TLDR: When going from series to parallel (parallel to series): switch V with I, L with C, R with 1/R, and Q with \$\Phi\$, the magnetic flux of the inductor.

Each term of the first two ODEs is a voltage. In the second ODE the standard defining relationships make this easy to see.

So in your parallel case it is the currents that add, so this is the standard starting point.

Rewriting the second equation: $$L \frac{dI}{dt}+RI+\frac{Q}{C}=0\tag{Equ 1}$$ reveals that the middle term is Ohm's law in a voltage form.

So replace current with voltage and write the middle term for the parallel case as Ohm's law in a current form: $$C\frac{dV}{dt}+\frac{V}{R}+\frac{X}{L}=0$$

What could X be?

Notice that changing L to C reveals the capacitor current in the first term on the left. So then it makes sense to change C to L as well. But the X-factor need to be clarified.

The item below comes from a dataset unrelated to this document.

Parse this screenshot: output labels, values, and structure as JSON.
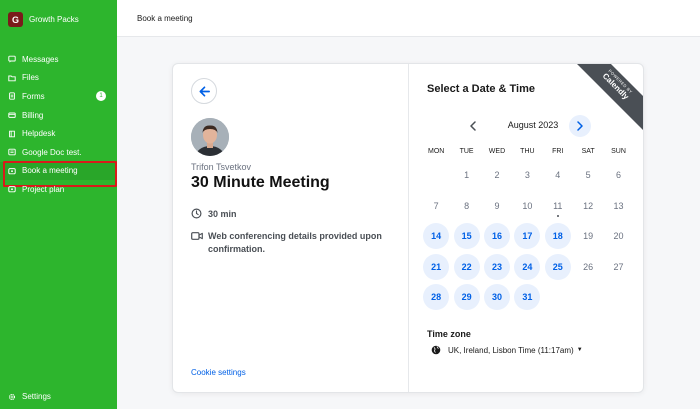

Comparing to your first equation we can write $$ C \frac{d^2X}{dt^2}+\frac{1}{R}\frac{dX}{dt}+\frac{X}{L}=0 $$ only if \$V=\frac{dX}{dt}\$.

Using Faraday's law of Induction:$$V=-\frac{d\Phi}{dt}$$ where \$\Phi\$ is the magnetic flux produced by the inductor current.

The last term still needs verification, but by substituting \$-\Phi\$ for X, the equation now is in the same form as your first one. $$ C \frac{d^2\Phi}{dt^2}+\frac{1}{R}\frac{d\Phi}{dt}+\frac{\Phi}{L}=0 $$

To verify the last term, look to Faraday's Law again and recognize that inductance is:$$L=\frac{-d\Phi}{dI_L}$$ Then integrating and solving yields: $$I_L=\frac{-\Phi}{L}$$

Of course this can be done with Kirchhoff, but he did not include charge or magnetic flux.

So now we have the equation in the form that your desire: $$C\frac{dV}{dt}+\frac{V}{R}+\frac{\Phi}{L}=0$$

So, "Which we can happily solves using matrices etc."